И, яростно ударив каблуками грызущего удила коня, пропал в черной степи. За ним пустились и тут же исчезли и остальные всадники. Копыта их коней были крепко обмотаны кошмой, и ночь поглотила их без единого звука.
Ускакали Кален и его джигиты. Ускакали добывать равенство и свободу. Не так давно, когда всколыхнулась казахская степь, не желая отдавать своих сынов на службу белому царю, и повстанцы повсюду оседлали коней, у всех на устах тоже было «равенство».
Ра-вен-ство… И предки, бывало, не слезали с коней, рыскали по степи, искали. Чего? Равенства? Редко когда приходилось им сидеть, сняв походные пояса, у очага с детьми и женами.
Батыра Тайкожу, знаменитого предка Еламана в седьмом поколении, говорят, в сражении с джунгарами ранило в ногу. Стрела пронзила бедро. Но чтобы не возликовал враг, торжествуя победу, он привязал раненую ногу к тороке и продолжал бой. И только потом, опасаясь заражения, приказал костоправу отнять ногу. С тех пор прозвали его в народе Хромым Волком. Ради чего сражался Хромой Волк, батыр Тайкожа? Какая мечта влекла и водила его бесстрашного предка в бой? Какая цель заставила его отказаться от всех земных радостей и рыскать, не слезая с коня, днем и ночью по степи? Может, бесшабашный батыр просто куражился над слабыми и совершал бездумные набеги на соседей?

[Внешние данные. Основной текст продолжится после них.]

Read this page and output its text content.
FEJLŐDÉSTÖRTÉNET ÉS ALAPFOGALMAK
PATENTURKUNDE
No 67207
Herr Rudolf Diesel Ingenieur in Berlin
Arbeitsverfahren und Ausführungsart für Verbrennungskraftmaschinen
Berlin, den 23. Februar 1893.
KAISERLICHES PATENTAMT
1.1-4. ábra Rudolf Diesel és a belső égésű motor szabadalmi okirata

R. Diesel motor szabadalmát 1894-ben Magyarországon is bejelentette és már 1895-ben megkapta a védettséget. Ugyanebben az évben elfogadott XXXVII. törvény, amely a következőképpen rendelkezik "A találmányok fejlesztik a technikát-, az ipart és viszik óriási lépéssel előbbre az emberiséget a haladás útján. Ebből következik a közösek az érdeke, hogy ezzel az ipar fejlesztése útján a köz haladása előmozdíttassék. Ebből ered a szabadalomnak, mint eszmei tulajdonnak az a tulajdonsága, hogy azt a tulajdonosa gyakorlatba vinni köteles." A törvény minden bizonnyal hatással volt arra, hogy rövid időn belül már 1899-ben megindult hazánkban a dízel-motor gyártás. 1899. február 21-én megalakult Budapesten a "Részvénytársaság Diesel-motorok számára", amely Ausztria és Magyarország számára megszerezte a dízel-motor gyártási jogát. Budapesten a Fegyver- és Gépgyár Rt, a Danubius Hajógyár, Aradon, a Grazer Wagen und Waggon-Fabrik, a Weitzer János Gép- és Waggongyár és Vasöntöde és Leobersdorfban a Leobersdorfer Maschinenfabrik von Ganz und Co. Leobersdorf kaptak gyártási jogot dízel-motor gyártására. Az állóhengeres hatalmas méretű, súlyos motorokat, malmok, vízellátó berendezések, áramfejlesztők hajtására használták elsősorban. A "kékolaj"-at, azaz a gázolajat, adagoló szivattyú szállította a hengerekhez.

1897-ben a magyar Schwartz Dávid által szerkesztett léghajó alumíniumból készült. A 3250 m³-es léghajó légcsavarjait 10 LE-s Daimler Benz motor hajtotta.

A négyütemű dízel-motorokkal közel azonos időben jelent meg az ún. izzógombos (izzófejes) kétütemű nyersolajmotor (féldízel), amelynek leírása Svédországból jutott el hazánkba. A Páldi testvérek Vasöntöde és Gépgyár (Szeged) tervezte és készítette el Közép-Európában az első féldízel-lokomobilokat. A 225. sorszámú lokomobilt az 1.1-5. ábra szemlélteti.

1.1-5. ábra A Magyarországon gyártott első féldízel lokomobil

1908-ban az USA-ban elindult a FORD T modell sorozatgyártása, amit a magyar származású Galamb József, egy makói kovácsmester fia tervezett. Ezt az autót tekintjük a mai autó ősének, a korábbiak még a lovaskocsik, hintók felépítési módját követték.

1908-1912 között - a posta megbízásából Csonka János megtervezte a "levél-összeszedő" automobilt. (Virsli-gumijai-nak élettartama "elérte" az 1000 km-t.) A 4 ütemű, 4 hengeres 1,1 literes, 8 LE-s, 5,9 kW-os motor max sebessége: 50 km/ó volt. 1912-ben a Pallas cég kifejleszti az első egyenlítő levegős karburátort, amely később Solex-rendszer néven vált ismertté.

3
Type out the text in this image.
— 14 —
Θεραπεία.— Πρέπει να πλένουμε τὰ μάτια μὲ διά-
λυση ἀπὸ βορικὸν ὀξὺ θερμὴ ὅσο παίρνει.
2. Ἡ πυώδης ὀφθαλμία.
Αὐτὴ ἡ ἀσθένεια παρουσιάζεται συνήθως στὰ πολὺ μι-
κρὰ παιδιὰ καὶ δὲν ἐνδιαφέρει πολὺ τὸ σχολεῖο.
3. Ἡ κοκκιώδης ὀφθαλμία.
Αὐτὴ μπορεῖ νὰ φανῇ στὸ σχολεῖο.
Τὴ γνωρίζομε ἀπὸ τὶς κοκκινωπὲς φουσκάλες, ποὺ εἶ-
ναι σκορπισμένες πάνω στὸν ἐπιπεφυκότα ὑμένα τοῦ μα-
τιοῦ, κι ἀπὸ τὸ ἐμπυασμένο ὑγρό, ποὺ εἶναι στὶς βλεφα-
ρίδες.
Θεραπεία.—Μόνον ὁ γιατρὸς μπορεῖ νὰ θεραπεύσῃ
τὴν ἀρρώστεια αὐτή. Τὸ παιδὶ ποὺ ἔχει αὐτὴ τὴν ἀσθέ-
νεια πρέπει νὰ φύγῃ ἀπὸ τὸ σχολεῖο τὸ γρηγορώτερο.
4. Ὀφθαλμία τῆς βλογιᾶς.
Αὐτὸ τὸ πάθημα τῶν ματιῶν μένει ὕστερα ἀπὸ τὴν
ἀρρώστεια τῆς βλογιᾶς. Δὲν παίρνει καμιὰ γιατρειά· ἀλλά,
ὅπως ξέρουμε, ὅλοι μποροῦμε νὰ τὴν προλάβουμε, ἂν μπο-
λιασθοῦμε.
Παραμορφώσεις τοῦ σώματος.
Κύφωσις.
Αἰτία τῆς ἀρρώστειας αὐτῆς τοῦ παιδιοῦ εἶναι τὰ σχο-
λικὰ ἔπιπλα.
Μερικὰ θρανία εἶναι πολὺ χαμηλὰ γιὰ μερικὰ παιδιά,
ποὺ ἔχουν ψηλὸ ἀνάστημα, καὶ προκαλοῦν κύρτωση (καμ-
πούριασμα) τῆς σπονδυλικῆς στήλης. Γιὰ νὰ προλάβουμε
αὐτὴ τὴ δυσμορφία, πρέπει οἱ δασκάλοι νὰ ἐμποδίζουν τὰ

И последующие поколения предков, хотя и не отличались отменной храбростью, как батыр Тайкожа, однако тоже провели жизнь в бесконечных набегах и грабежах. Случалось ли, чтобы хоть один из них задумался когда-нибудь о делах своих сородичей, призвал к равенству? Правда, отцы и деды свято чтили память и незыблемые законы предков. Они строго следовали по их стопам. Джигиты, возмужав и оседлав коней, даже подумать не смели о том, чтобы искать неведомые пути, и покорно следовали за кочевьем, которое возглавляли старейшины, послушно следовали у них на поводу. Но что выгадал, чего добился народ, из поколения в поколение покорно почитавший путь предков? Какие мечты его осуществились?
Еламан остановился, уставясь в ночную мглу. Потом, осторожно ступая, медленно пошел дальше. В ночной тиши особенно слышно потрескивала сухая трава под его ногами. Да-а… Кто знает, чего мы добились, а чего лишились на своем веку… Если бы нынешнее поколение тоже покорно пошло по проторенному пути предков, неизвестно, взялось ли бы оно за оружие и стало ли бы рука об руку с этим восставшим народом, чужим по языку и вере, добывать себе свободу и равенство. Да, неизвестно.
По чуткому редкому камышу Еламан возвращался к себе в юрту. По-прежнему было безветренно. Даже камыш не шевелился. Страх Кенжекей передался Еламану, и на душе у него было тревожно. Слава богу, повезло еще, что на глаза Танирбергену, кажется, не попался. Но рыжий офицер подозрительно на него посматривал! Глаза у дьявола, у-у-у, как у бешеной кошки, насквозь тебя пронизывают..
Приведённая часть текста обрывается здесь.